قالب وردپرس درنا توس
Home / Insurance / Get creative with injured new workers: Panelists

Get creative with injured new workers: Panelists



Workers with less than a year of experience on the job represent 30% of an employer’s compensation claims, leading to the need for “robust onboarding and ongoing training,” a risk management manager at a staffing firm said Tuesday.

Susan Shemanski, Jacksonville, Fla.-based vice president, risk management, at Adecco Employment Services Inc., spoke Tuesday during a panel session on the future of security at Riskworld, the Risk & Insurance Management Society Inc.’s annual conference in Atlanta.

“We see a lot of unskilled or deconditioned workers, and all of that really leads to more injuries,” Shemanski said. “We need to have robust onboarding and ongoing training.”

;

Adecco uses “gamification” training, which Shemanski described as anything that involves human behavior, motivation and scoreboards compared to traditional classroom training. Employers with bigger budgets can use virtual reality — training forklift operators with eye glasses and video games, for example — and those with smaller budgets can turn a training topic into a quiz game like “Family Feud,” she said.

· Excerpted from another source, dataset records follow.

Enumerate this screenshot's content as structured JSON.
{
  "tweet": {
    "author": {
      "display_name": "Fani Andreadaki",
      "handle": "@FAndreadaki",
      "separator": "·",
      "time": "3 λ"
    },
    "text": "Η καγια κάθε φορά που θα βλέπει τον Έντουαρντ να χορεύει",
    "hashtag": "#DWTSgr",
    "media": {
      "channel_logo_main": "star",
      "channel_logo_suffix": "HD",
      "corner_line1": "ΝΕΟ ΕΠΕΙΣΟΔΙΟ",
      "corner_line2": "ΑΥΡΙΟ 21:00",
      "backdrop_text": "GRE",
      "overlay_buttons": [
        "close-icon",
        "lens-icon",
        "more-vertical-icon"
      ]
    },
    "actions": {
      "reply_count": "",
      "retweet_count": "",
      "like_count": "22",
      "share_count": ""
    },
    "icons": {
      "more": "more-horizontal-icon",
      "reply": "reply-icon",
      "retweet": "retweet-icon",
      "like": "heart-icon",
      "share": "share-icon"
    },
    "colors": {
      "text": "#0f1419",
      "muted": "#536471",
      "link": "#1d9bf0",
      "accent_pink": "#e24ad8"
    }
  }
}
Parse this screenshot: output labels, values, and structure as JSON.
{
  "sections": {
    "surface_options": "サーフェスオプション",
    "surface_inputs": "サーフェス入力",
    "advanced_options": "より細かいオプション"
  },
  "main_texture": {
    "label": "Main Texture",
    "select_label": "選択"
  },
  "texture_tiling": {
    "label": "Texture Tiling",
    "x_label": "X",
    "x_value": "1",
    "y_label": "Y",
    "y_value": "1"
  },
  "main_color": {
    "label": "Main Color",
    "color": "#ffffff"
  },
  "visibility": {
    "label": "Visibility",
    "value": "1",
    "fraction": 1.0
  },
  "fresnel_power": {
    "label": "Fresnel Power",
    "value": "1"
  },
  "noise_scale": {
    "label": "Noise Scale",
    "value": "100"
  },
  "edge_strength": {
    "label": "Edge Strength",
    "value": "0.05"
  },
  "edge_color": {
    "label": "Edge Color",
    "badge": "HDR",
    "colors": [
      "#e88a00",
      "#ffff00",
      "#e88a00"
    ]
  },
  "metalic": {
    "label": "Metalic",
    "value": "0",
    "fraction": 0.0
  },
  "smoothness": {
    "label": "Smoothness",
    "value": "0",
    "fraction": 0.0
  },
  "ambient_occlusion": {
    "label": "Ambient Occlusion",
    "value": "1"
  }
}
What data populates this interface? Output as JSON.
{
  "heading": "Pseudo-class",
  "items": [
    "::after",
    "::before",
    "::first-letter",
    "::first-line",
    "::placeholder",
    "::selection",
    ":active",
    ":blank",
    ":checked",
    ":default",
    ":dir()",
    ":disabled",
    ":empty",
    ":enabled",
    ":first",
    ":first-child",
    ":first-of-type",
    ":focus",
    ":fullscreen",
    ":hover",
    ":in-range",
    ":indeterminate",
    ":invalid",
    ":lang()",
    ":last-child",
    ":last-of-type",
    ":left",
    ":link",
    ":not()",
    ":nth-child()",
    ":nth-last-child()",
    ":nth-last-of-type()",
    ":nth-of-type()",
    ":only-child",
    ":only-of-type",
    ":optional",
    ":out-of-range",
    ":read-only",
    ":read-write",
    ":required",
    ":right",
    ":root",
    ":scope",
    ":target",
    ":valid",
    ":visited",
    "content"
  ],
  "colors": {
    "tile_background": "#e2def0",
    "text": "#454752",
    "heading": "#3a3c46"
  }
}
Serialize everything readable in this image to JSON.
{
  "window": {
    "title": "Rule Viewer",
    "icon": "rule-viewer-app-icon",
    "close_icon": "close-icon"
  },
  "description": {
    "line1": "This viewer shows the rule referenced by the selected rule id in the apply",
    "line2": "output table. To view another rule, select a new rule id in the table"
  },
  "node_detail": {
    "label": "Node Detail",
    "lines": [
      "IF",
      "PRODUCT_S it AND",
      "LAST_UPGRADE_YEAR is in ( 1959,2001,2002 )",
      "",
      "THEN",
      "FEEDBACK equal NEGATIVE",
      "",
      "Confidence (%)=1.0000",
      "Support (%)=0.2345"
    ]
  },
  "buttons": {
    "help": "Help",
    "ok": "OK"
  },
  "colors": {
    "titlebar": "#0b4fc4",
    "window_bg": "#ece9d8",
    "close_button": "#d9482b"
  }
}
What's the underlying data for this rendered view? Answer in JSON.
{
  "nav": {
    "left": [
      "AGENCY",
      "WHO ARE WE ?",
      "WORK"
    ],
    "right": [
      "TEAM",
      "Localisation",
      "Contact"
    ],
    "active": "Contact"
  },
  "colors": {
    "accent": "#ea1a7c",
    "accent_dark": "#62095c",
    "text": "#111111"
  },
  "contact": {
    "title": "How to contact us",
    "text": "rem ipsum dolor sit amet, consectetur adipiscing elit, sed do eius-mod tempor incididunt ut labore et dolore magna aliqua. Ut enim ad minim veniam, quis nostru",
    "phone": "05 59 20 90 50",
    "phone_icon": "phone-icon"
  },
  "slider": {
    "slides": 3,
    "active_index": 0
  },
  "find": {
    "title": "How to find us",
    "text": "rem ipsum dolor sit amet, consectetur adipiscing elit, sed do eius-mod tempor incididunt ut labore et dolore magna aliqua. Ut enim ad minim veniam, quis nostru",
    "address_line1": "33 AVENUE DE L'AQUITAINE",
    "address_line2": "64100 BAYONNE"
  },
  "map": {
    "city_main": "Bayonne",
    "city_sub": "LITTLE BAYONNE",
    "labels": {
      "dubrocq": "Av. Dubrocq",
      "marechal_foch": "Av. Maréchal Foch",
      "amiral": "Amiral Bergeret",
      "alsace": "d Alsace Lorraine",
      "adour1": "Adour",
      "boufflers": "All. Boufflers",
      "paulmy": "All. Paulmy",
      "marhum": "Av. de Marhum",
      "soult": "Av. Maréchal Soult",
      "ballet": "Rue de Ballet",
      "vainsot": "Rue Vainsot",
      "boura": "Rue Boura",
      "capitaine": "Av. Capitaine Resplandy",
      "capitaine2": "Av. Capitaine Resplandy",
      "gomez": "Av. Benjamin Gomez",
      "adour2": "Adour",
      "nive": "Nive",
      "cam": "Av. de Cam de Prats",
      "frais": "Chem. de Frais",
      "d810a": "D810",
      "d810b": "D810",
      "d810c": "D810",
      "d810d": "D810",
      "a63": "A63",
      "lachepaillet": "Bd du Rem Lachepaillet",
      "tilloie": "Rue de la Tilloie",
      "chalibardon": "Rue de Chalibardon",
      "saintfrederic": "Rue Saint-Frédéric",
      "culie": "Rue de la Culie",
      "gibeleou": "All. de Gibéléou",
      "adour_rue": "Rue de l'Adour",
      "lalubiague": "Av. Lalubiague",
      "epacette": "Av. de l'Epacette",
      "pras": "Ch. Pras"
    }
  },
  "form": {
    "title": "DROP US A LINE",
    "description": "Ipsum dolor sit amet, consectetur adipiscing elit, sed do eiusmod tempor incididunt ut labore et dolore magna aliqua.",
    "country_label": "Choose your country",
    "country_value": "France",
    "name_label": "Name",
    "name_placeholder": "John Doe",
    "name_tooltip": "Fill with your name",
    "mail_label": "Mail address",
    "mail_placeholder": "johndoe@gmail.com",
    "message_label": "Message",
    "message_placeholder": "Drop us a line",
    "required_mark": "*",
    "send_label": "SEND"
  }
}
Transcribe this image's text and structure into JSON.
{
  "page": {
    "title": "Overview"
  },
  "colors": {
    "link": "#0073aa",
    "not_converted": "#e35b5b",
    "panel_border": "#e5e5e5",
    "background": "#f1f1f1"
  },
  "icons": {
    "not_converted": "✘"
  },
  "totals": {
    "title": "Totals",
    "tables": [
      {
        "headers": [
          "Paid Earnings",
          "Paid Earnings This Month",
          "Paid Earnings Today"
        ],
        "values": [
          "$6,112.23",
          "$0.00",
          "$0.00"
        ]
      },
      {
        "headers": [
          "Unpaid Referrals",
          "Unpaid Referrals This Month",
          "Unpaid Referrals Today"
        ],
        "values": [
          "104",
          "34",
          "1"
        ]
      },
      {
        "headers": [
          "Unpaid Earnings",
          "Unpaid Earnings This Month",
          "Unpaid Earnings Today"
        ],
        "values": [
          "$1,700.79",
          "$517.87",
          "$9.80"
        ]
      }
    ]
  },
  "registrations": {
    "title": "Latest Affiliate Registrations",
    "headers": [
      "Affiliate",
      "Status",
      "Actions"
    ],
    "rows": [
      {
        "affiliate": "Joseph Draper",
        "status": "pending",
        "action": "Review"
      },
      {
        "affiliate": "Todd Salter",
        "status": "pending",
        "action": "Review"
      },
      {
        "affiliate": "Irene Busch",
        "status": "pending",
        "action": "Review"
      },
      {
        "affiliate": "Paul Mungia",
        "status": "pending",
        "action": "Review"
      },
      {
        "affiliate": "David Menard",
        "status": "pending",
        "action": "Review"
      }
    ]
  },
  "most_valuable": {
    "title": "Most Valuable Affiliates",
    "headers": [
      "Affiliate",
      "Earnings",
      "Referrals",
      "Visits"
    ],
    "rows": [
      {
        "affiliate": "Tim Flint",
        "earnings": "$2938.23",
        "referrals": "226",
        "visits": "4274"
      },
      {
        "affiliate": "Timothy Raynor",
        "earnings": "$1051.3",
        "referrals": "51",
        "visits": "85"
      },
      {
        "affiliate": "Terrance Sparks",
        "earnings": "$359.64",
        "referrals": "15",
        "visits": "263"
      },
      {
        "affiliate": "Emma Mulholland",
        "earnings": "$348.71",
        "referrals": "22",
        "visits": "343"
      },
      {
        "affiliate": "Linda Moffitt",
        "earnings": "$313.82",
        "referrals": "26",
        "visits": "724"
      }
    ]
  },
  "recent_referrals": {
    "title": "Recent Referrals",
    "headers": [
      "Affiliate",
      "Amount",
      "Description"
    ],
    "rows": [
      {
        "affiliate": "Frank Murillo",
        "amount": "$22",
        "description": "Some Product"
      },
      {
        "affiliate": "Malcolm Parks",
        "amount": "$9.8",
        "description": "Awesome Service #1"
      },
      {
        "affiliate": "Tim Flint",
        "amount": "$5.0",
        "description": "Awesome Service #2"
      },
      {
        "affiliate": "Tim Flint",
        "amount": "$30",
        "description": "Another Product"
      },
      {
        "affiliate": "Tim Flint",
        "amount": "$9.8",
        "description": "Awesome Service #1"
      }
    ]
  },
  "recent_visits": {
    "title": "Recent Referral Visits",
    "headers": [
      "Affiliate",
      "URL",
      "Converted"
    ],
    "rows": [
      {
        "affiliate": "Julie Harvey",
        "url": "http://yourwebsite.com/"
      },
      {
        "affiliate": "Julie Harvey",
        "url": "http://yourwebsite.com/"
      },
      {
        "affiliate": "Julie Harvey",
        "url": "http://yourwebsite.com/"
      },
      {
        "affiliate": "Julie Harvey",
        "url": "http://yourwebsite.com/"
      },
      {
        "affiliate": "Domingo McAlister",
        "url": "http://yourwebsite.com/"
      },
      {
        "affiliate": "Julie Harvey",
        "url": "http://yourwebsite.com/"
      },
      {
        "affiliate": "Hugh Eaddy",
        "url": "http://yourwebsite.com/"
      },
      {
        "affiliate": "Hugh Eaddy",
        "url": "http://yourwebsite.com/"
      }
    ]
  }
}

Such engagement leads to greater information retention: 80% compared to traditional classroom training where workers remember 15% of what they are taught, Shemanski said.

Wearables that measure unsafe conditions, such as poor lifting and ergonomic issues, can also promote safety early, said Shanna Levesque, Charlotte, North Carolina-based Southeast practice leader and senior vice president at Marsh LLC.

“I’m a firm believer that traditional security and risk management models certainly still have their place at the table, and they can still deliver great results, but what I saw from my perspective with the wearable technology is that we were able to get insights faster than if we just go through the visual observation method,” she said.

Management buy-in can be a problem with such initiatives,

according to the panelists, who said the technical solutions need time to work.

“When we started with all the technology, I probably went back to my CFO every week for six months,” Shemanski said. “Once you start doing all these things, you’ll see the savings; you really have to keep going back and having the conversations.”